Tuesday, October 30, 2018

Wall art


Kingston has storied history. This Hudson River city was the first capital of New York before it was burned by the British in 1777, and it lived richly in the 19th Century as important rail and canal transit hub. The oldest still-standing church, First Reformed Protestant Dutch Church of Kingston, was organized in 1659. The City’s three historic districts draw visitors for historical reenactments, trendy shops and riverfront festivities. The walkable 8-block Uptown Stockade District is an early settlement filled with Dutch buildings.

Kingston has also found fame for its modern public art.
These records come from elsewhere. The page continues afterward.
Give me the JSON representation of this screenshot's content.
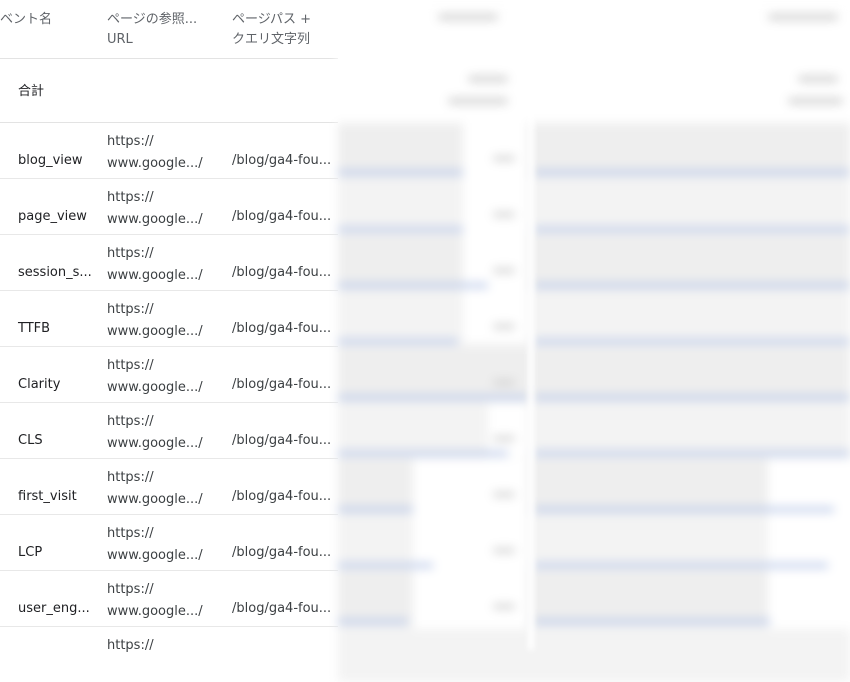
{
  "header": {
    "col1": "ベント名",
    "col2": "ページの参照...\nURL",
    "col3": "ページパス +\nクエリ文字列"
  },
  "total": {
    "label": "合計"
  },
  "rows": [
    {
      "event": "blog_view",
      "url": "https://\nwww.google.../",
      "path": "/blog/ga4-fou..."
    },
    {
      "event": "page_view",
      "url": "https://\nwww.google.../",
      "path": "/blog/ga4-fou..."
    },
    {
      "event": "session_s...",
      "url": "https://\nwww.google.../",
      "path": "/blog/ga4-fou..."
    },
    {
      "event": "TTFB",
      "url": "https://\nwww.google.../",
      "path": "/blog/ga4-fou..."
    },
    {
      "event": "Clarity",
      "url": "https://\nwww.google.../",
      "path": "/blog/ga4-fou..."
    },
    {
      "event": "CLS",
      "url": "https://\nwww.google.../",
      "path": "/blog/ga4-fou..."
    },
    {
      "event": "first_visit",
      "url": "https://\nwww.google.../",
      "path": "/blog/ga4-fou..."
    },
    {
      "event": "LCP",
      "url": "https://\nwww.google.../",
      "path": "/blog/ga4-fou..."
    },
    {
      "event": "user_eng...",
      "url": "https://\nwww.google.../",
      "path": "/blog/ga4-fou..."
    },
    {
      "event": "",
      "url": "https://",
      "path": ""
    }
  ],
  "colors": {
    "bar": "#bdcbe9",
    "border": "#e3e3e3",
    "header_text": "#5f6368"
  }
}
The 2000s brought a steady stream of wall murals to the city’s streets, some occupying the entire side of buildings. Themes vary and include environmentalism, migration, recognition of indigenous heritage, and other social justice issues. Works are dispersed throughout the city and visitors can stop at the arts council for a map enabling a self-guided tour. More murals are revealed each year during the annual O+ arts and music festival.
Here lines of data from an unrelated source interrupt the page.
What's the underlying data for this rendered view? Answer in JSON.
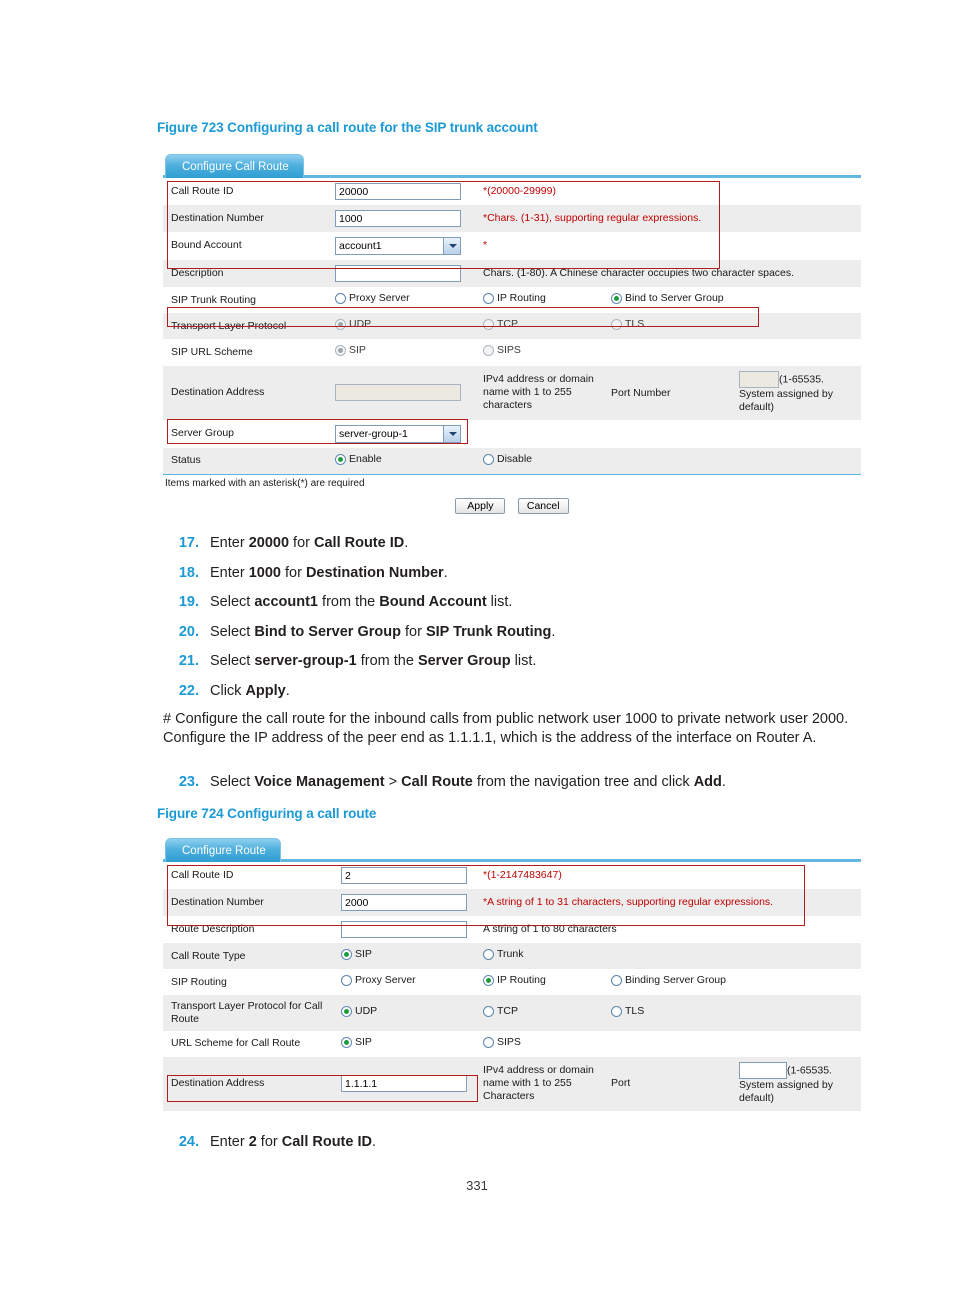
{
  "figure723": {
    "caption": "Figure 723 Configuring a call route for the SIP trunk account",
    "tab_label": "Configure Call Route",
    "rows": {
      "call_route_id_label": "Call Route ID",
      "call_route_id_value": "20000",
      "call_route_id_hint": "*(20000-29999)",
      "destination_number_label": "Destination Number",
      "destination_number_value": "1000",
      "destination_number_hint": "*Chars. (1-31), supporting regular expressions.",
      "bound_account_label": "Bound Account",
      "bound_account_value": "account1",
      "bound_account_hint": "*",
      "description_label": "Description",
      "description_value": "",
      "description_hint": "Chars. (1-80). A Chinese character occupies two character spaces.",
      "sip_trunk_routing_label": "SIP Trunk Routing",
      "sip_trunk_routing_opt1": "Proxy Server",
      "sip_trunk_routing_opt2": "IP Routing",
      "sip_trunk_routing_opt3": "Bind to Server Group",
      "transport_label": "Transport Layer Protocol",
      "transport_opt1": "UDP",
      "transport_opt2": "TCP",
      "transport_opt3": "TLS",
      "url_scheme_label": "SIP URL Scheme",
      "url_scheme_opt1": "SIP",
      "url_scheme_opt2": "SIPS",
      "destination_address_label": "Destination Address",
      "destination_address_value": "",
      "destination_address_hint": "IPv4 address or domain name with 1 to 255 characters",
      "port_number_label": "Port Number",
      "port_number_value": "",
      "port_number_hint": "(1-65535. System assigned by default)",
      "server_group_label": "Server Group",
      "server_group_value": "server-group-1",
      "status_label": "Status",
      "status_opt1": "Enable",
      "status_opt2": "Disable"
    },
    "footnote": "Items marked with an asterisk(*) are required",
    "apply_label": "Apply",
    "cancel_label": "Cancel"
  },
  "steps_group_a": [
    {
      "num": "17.",
      "html": "Enter <b>20000</b> for <b>Call Route ID</b>."
    },
    {
      "num": "18.",
      "html": "Enter <b>1000</b> for <b>Destination Number</b>."
    },
    {
      "num": "19.",
      "html": "Select <b>account1</b> from the <b>Bound Account</b> list."
    },
    {
      "num": "20.",
      "html": "Select <b>Bind to Server Group</b> for <b>SIP Trunk Routing</b>."
    },
    {
      "num": "21.",
      "html": "Select <b>server-group-1</b> from the <b>Server Group</b> list."
    },
    {
      "num": "22.",
      "html": "Click <b>Apply</b>."
    }
  ],
  "paragraph": "# Configure the call route for the inbound calls from public network user 1000 to private network user 2000. Configure the IP address of the peer end as 1.1.1.1, which is the address of the interface on Router A.",
  "steps_group_b": [
    {
      "num": "23.",
      "html": "Select <b>Voice Management</b> &gt; <b>Call Route</b> from the navigation tree and click <b>Add</b>."
    }
  ],
  "figure724": {
    "caption": "Figure 724 Configuring a call route",
    "tab_label": "Configure Route",
    "rows": {
      "call_route_id_label": "Call Route ID",
      "call_route_id_value": "2",
      "call_route_id_hint": "*(1-2147483647)",
      "destination_number_label": "Destination Number",
      "destination_number_value": "2000",
      "destination_number_hint": "*A string of 1 to 31 characters, supporting regular expressions.",
      "route_description_label": "Route Description",
      "route_description_value": "",
      "route_description_hint": "A string of 1 to 80 characters",
      "call_route_type_label": "Call Route Type",
      "call_route_type_opt1": "SIP",
      "call_route_type_opt2": "Trunk",
      "sip_routing_label": "SIP Routing",
      "sip_routing_opt1": "Proxy Server",
      "sip_routing_opt2": "IP Routing",
      "sip_routing_opt3": "Binding Server Group",
      "transport_label": "Transport Layer Protocol for Call Route",
      "transport_opt1": "UDP",
      "transport_opt2": "TCP",
      "transport_opt3": "TLS",
      "url_scheme_label": "URL Scheme for Call Route",
      "url_scheme_opt1": "SIP",
      "url_scheme_opt2": "SIPS",
      "destination_address_label": "Destination Address",
      "destination_address_value": "1.1.1.1",
      "destination_address_hint": "IPv4 address or domain name with 1 to 255 Characters",
      "port_label": "Port",
      "port_value": "",
      "port_hint": "(1-65535. System assigned by default)"
    }
  },
  "steps_group_c": [
    {
      "num": "24.",
      "html": "Enter <b>2</b> for <b>Call Route ID</b>."
    }
  ],
  "page_number": "331",
  "colors": {
    "accent_blue": "#1b9ad6",
    "tab_blue": "#2e9fd4",
    "highlight_red": "#b11d1d",
    "row_gray": "#ededed",
    "radio_green": "#1f9a3d"
  }
}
Many residents welcome the artworks and the business the festival brings each year, but the works find the dismay of some historical preservationists. How can a striking 20-foot-long Atlantic sturgeon painting get approval on a street where laws dictate paint colors must blend with and complement others? How can a 6-story mural of the Greek goddess Artemis cover decades-old historic advertisements painted on buildings? There are a bunch of answers that draw ideas from the U.S. Constitution’s protection of freedom of expression, the transient nature of wall art, and the need for neighborhoods to avoid stagnation and attract new generations.